Thursday, April 28, 2005

There are no coincidences…

So opines my better half. Her point is that everything happens for a reason, although that reason may not be immediately (or ever) apparent.
I bring this up because Bob Vineyard recently posted this comment: “My personal opinion is that employers should provide as many health benefits as possible . . . in lieu of higher wages. The tax breaks to the employer (and employee) are considerable.” The “coincidence" is that Dr Ford over at CA Medicine Man has posted his response to an article on this very subject in Internal Medicine News.
Let me take a moment to mention that Dr Ford’s blog is an extremely readable, informative, and interesting place. As a physician, he brings specific medical knowledge, but it’s never too technical, and never dry.
The article, by Dr. Warren Greenberg, posits that we should do away with the corporate tax-break for health insurance, which would lead to increased competition based on quality of care. Dr G is a Professor of Health Economics at George Washington University in Washington.
He is also ignorant of how heath insurance really works. Those who are familiar with the term may categorize the following as a fisking.
Dr Greenberg’s first premise is that health plans compete primarily on price. Actually, he gets this partially correct: price does, indeed, play a major role. But it is not the overarching criteria; if it were, then the lowest priced plan in a given market would ALWAYS dominate that market. Since that doesn’t happen, it follows that his premise is false.
He follows that up with the assertion that “there is relatively little competition among health plans based on quality of care.” For a Professor of Economics, that’s pretty sloppy. Where are the facts and figures to back that up? Where are the studies that either support or refute this claim? He continues, “if a particular health plan were known for its high-quality care, it would likely attract the sickest — and most costly — patients.” Again, this ignores the real-world fact that plans DO compete in quality: who knowingly buys the plan with the WORST care? And trust me on this: if a plan offered consistently poor quality care, the market would know this, and competitors would capitalize on it.
Since he hasn’t identified the real problem, he goes on to offer his solution: remove the tax-break for corporations. Yes, you read that correctly: the way to foster better care is to make insurance more expensive. If you agree with this conclusion, then you won’t like the rest of this post.
Dr G avers that if employer based health insurance was stripped of its tax advantages, it would become more popular. Really?! Again with the baseless assertions. On what facts is this conclusion based? Certainly not on any real world experience. The tax advantages of employer based coverage are, if anything, a minor issue. What makes group insurance attractive is the underwriting (guaranteed issue) and the benefit configuration (multiple options, maternity, etc).

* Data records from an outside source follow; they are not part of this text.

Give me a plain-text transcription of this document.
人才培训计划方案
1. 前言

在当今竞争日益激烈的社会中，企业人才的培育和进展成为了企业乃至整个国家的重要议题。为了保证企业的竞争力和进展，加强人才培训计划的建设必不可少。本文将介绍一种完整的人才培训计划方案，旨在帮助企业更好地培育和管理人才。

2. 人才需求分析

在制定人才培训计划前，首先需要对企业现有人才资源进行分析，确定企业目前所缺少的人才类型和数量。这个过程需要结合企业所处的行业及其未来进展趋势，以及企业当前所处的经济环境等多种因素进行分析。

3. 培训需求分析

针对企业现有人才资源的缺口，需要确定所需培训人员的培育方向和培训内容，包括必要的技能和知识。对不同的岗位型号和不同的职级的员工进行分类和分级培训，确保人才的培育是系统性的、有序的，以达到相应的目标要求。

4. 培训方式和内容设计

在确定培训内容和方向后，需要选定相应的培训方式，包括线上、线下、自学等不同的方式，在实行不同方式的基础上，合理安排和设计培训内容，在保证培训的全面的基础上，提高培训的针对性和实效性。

The climax of the article, such as it is, is the assertion that absent employer-based coverage, plans would “be much more conducive to competition based on quality.” And why is this? Well, it’s because of “(h)igh workforce turnover.
What does plan competition have to do with workplace turnover? The answer is, not much. Yes, it’s true that because the plan is sponsored by a third party (the employer), the employee has little vested interest. But this fails to take into account the myriad of financial products now bundled with the medical ones (FSA, HRA, HSA, etc), and the now ubiquitous use of deductibles, co-pays and co-insurance. Surely the employee has ownership issues now.